Я стрелял в воздух! Целился на голову-две выше макушки Денисова. Специально решил отправить пулю “в молоко”, поскольку главное уже случилось. Мне были нужны извинения — я их получил. А калечить даже такого придурка, как Денисов, лишний раз не хотелось — не хватало еще потом разборок с Корфом. Тайный советник точно бы не одобрил дуэль, тем более кровопролитную.
— Господин Денисов ранен! — оповестил Фролышев. — Дуэль окончена.
Я ошарашенно пялился на свой наган. Как это было возможно? Как, черт возьми? Я не мог так промахнуться.
Затолкав ствол за пояс, я перелетел через барьер и метнулся к Денисову.
— Дайте пройти! — взревел я, отталкивая его секунданта. — Я умею лечить.
— Это лишнее, ваше сиятельство, — спокойно ответил Фролышев. — Рана не смертельна.
Ну уж нет. Слишком мне все это не нравилось. Что-то здесь было не так. Если я умудрился попасть в плечо Денисову, хотя не собирался, то могло ли выйти так, что мой вражина должен был попасть в меня, но не смог, по той же причине?
Хрень какая-то. Чертовщина.
Побледневший Денисов распластался на траве, прижимая ладонь к левому плечу.
— Руку убери, — велел я.
— Пошел к черту!
Я сорвал с себя шнурок-артефакт и швырнул в сторону.
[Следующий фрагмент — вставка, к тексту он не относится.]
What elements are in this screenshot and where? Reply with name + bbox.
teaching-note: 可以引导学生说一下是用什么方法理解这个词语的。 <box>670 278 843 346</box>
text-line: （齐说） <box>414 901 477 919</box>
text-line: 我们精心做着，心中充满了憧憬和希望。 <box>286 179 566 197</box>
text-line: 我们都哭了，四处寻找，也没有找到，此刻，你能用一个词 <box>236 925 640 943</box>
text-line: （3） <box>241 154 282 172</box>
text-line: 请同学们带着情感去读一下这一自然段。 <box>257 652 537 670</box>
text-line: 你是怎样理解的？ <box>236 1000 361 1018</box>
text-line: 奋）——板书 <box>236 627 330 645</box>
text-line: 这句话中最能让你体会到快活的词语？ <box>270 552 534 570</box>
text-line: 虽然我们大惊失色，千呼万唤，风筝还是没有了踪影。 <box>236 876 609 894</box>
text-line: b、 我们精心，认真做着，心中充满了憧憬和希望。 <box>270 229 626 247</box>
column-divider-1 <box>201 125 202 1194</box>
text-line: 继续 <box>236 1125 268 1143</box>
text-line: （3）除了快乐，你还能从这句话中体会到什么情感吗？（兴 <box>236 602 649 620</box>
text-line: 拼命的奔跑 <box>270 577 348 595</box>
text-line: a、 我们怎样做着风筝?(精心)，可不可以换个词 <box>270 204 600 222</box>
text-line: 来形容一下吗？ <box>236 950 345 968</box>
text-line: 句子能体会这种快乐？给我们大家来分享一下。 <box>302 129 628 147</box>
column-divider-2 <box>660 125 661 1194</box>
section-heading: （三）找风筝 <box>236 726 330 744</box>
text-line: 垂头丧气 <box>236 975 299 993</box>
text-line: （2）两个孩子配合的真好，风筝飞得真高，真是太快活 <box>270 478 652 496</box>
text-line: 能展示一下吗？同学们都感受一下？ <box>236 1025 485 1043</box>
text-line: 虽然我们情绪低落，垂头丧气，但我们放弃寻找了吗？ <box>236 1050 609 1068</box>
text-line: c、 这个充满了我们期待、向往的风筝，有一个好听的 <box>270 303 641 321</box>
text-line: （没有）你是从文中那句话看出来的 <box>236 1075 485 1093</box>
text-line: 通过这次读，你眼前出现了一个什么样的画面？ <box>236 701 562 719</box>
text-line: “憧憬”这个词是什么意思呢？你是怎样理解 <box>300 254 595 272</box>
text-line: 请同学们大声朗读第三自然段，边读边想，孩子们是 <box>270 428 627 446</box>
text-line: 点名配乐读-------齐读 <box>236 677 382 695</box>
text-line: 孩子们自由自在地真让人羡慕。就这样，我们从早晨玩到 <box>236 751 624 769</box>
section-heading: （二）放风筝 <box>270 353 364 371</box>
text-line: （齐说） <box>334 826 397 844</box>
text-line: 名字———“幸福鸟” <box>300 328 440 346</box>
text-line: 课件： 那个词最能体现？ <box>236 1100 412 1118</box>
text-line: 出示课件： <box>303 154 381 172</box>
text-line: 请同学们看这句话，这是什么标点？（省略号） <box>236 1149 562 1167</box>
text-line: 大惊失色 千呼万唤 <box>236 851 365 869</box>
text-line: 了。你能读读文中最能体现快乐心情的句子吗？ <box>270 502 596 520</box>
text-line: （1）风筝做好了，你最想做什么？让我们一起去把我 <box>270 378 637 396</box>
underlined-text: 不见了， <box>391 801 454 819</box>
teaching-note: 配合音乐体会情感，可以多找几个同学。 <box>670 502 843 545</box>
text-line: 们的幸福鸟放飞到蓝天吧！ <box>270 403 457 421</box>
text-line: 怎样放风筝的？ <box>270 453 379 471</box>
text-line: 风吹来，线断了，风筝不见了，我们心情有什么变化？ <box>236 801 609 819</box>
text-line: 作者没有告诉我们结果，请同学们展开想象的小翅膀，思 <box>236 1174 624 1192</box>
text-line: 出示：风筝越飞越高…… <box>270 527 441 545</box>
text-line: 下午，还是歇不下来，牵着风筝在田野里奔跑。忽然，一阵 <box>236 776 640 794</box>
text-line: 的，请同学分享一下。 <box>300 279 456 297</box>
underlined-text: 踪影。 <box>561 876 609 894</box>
— Денисов, чтоб тебя! Дай посмотреть.
— Мне от тебя ничего не нужно. И ты оставь меня в покое. Ты получил свое… — он попытался сесть, но я придавил его к земле.
— Лежать!
Пока Шувалов и Фролышев суетились, я сосредоточился и принялся сканировать пространство вокруг. Следов Благодати я не почувствовал — ни Денисов, ни Шувалов, ни тем более я ничего не делали. Фролышев был простолюдином — я чувствовал, насколько бледной была его “аура”.
Тогда что это было?
Испорченные наганы? Неверно зачарованные патроны? Но сейчас я как минимум мог достать пулю и проверить ее.
— Константин, доверься мне, — шепнул я ему на ухо. — Здесь что-то не так. Кажется, дуэль кто-то подстроил.
— Я… Я должен был тебя ранить. Дол… должен был!
— Тихо!
Я зачерпнул немного целебной силы из источника. Кровило знатно, поэтому сперва я связал “Мертвую воду”. Пуля медленно выбиралась наружу, Денисов стонал и скрежетал зубами. Когда кусок металла выпрыгнул, я ловко поймал его и спрятал в кулаке, а через минуту, когда убедился, что кровотечение остановилось, принялся аккуратно ткать узор “Живой воды”. Медленно, осторожно, стараясь залатать ткани и сосуды так, чтобы позже все зажило само — много брать на Денисова Источник не разрешил.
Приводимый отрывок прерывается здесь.